Послышались крики ужаса Трико и вопли бешенства женщин.

Потом голос короля Арго замолк, как будто потух.

А через несколько мгновений с полдюжины окровавленных женщин принялись выкидывать части растерзанного трупа.

Четвертовали они его? Разорвали на части, подобно коням, подгоняемым кнутом палача? Разрубили?

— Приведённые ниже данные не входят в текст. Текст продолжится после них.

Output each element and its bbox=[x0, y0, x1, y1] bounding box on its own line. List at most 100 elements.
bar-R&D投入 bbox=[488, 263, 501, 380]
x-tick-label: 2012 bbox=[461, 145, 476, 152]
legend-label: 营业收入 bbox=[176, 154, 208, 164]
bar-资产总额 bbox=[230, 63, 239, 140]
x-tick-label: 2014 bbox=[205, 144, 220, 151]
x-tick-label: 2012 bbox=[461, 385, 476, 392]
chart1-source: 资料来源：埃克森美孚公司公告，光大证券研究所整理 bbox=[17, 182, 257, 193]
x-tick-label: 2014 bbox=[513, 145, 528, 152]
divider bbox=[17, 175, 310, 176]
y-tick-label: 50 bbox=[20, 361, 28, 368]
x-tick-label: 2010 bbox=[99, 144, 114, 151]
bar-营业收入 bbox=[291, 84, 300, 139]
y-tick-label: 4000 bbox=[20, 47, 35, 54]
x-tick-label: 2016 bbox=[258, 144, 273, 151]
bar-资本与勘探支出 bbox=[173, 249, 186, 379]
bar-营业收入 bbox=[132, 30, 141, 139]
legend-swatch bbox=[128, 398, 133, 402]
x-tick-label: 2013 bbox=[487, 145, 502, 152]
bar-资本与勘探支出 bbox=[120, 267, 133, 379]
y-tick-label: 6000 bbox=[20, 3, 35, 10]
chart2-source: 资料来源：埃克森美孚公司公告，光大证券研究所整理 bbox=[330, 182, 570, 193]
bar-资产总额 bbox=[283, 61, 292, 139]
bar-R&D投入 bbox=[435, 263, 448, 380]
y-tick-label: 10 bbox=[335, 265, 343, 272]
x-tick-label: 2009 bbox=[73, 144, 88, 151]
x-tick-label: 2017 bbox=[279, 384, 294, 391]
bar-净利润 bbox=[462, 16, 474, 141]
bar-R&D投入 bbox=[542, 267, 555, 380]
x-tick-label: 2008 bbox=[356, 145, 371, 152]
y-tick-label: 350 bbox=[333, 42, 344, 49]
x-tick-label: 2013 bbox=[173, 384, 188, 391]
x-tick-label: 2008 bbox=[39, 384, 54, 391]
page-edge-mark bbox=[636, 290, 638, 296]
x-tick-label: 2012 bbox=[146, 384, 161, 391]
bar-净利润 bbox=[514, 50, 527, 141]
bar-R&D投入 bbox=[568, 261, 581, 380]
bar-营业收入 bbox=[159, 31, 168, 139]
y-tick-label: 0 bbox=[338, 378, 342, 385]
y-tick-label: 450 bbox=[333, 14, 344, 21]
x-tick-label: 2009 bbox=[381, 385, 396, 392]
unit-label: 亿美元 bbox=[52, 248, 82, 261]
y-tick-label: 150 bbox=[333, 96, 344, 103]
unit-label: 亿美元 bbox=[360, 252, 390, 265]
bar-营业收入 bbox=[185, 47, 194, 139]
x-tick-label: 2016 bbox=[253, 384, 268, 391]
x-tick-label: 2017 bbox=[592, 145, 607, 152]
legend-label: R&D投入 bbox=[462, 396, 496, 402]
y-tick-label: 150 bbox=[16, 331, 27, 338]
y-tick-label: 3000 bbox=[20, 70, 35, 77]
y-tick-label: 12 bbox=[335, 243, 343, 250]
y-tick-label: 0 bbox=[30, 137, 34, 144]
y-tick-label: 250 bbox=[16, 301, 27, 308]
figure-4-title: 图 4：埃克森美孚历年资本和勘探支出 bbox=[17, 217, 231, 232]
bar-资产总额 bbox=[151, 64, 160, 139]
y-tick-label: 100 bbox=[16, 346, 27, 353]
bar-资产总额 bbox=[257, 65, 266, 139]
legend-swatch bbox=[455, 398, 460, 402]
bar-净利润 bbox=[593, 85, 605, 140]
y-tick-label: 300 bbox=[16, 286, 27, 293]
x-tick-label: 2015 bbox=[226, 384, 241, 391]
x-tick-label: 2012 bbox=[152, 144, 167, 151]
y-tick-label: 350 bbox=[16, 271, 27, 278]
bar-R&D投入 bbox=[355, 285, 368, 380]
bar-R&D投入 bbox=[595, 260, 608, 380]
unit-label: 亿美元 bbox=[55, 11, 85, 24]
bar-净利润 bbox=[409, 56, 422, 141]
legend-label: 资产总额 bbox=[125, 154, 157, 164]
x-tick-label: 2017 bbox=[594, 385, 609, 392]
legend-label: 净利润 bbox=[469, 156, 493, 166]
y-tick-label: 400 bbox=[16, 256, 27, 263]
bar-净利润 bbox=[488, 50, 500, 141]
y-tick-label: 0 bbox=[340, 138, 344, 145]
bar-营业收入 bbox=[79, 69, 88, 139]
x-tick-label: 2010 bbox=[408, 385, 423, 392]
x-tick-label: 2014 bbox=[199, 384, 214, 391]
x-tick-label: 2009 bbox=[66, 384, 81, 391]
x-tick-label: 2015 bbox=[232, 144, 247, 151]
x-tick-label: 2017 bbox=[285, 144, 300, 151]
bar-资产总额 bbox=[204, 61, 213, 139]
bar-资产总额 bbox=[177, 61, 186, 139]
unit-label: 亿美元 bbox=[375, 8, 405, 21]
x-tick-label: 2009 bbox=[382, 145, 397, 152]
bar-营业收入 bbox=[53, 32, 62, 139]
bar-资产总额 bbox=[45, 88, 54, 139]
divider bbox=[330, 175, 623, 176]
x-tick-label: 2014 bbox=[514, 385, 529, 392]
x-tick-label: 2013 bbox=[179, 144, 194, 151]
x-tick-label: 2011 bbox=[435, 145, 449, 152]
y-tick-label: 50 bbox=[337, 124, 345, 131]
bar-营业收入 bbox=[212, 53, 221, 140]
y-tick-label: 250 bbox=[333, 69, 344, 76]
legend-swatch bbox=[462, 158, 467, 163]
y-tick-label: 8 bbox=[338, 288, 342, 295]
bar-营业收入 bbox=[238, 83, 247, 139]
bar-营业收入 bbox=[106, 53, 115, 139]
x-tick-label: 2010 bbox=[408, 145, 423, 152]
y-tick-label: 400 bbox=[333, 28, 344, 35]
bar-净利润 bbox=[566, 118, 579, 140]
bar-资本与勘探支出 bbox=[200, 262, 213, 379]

Толком так никто и не знает.

Один из воров, жуткий с виду, огромный, похожий на древнего циклопа, тем более что он был одноглаз, спокойно подошел к виселице.

Звали его Ноэль Кривой.

Рядом с виселицей был установлен воровской штандарт — пика, на которую насаживали кусок какой-нибудь падали: конины или собачины.

Ноэль Кривой вырвал пику, снял насаженный на нее кусок мяса, посадил на его место то, что держал под плащом, и поставил штандарт на место.

Страшный яростный клич воровского народа приветствовал новый штандарт. Ведь это была голова Трико — короля Арго.

Рагастен побледнел.

— Уже половина двенадцатого, — сказал он. — Уходите, пора.

Манфред покачал головой:

— Нет, я буду здесь.

— Но сейчас сюда нагрянет великий прево со всей своей силой!

— Потому-то я здесь и буду.

— Что же, вы и впрямь из этих? Вы тоже вор?

— Я не вор, — хладнокровно ответил Манфред, — но воспитан среди этих бедняг. В их глазах я никогда не видел ничего, кроме сочувствия, а их жестокие руки, когда я был мал, привыкли ласкать меня…

— Говорите! Говорите дальше! — взволнованно воскликнул Рагастен.

— Это несчастные люди, — продолжал юноша, — и я люблю их, как любили они меня. Сегодня я им нужен. Если надо — умру вместе с ними. Спасибо, сударь, что предупредили… Я вдвойне вам обязан, если это возможно… но я буду здесь.

— Тогда и я тоже, — сказал Рагастен.

Манфред так и вскрикнул от радости:

— С такой шпагой, как ваша, мы не пропадем!

Он подозвал Лантене.

— Брат, — сказал он, — вот великодушный человек, о котором я так много тебе говорил…

Лантене с восхищеньем и признательностью посмотрел на шевалье и протянул ему руку.

— Сударь, вы герой, — сказал он. — Благодаря вам мой брат не погиб…

— Ваш брат? — удивленно переспросил Рагастен.

— Да мы друг друга называем братьями, хоть и некровные родственники… по всей вероятности.

Рагастен беглым взглядом оценил Лантене — человека, который, по словам Трико, был готов на любое злодейство.

Оценил и понял, что Трико нагло врал. Чего ради?

Последние слова Лантене насторожили его.

— Вы сказали «по всей вероятности»? — опять переспросил Рагастен. — Простите мне мое любопытство — отнесите его только на счет симпатии, которую вы мне оба внушаете…

— Я так говорю, — ответил Лантене, — потому что мы с Манфредом оба не знаем своего происхождения. Мы вместе росли у одной цыганки со Двора чудес — вот и все, что мне известно о моем детстве.

Рагастен сильно побледнел. Его взгляд со страстным любопытством остановился на Манфреде.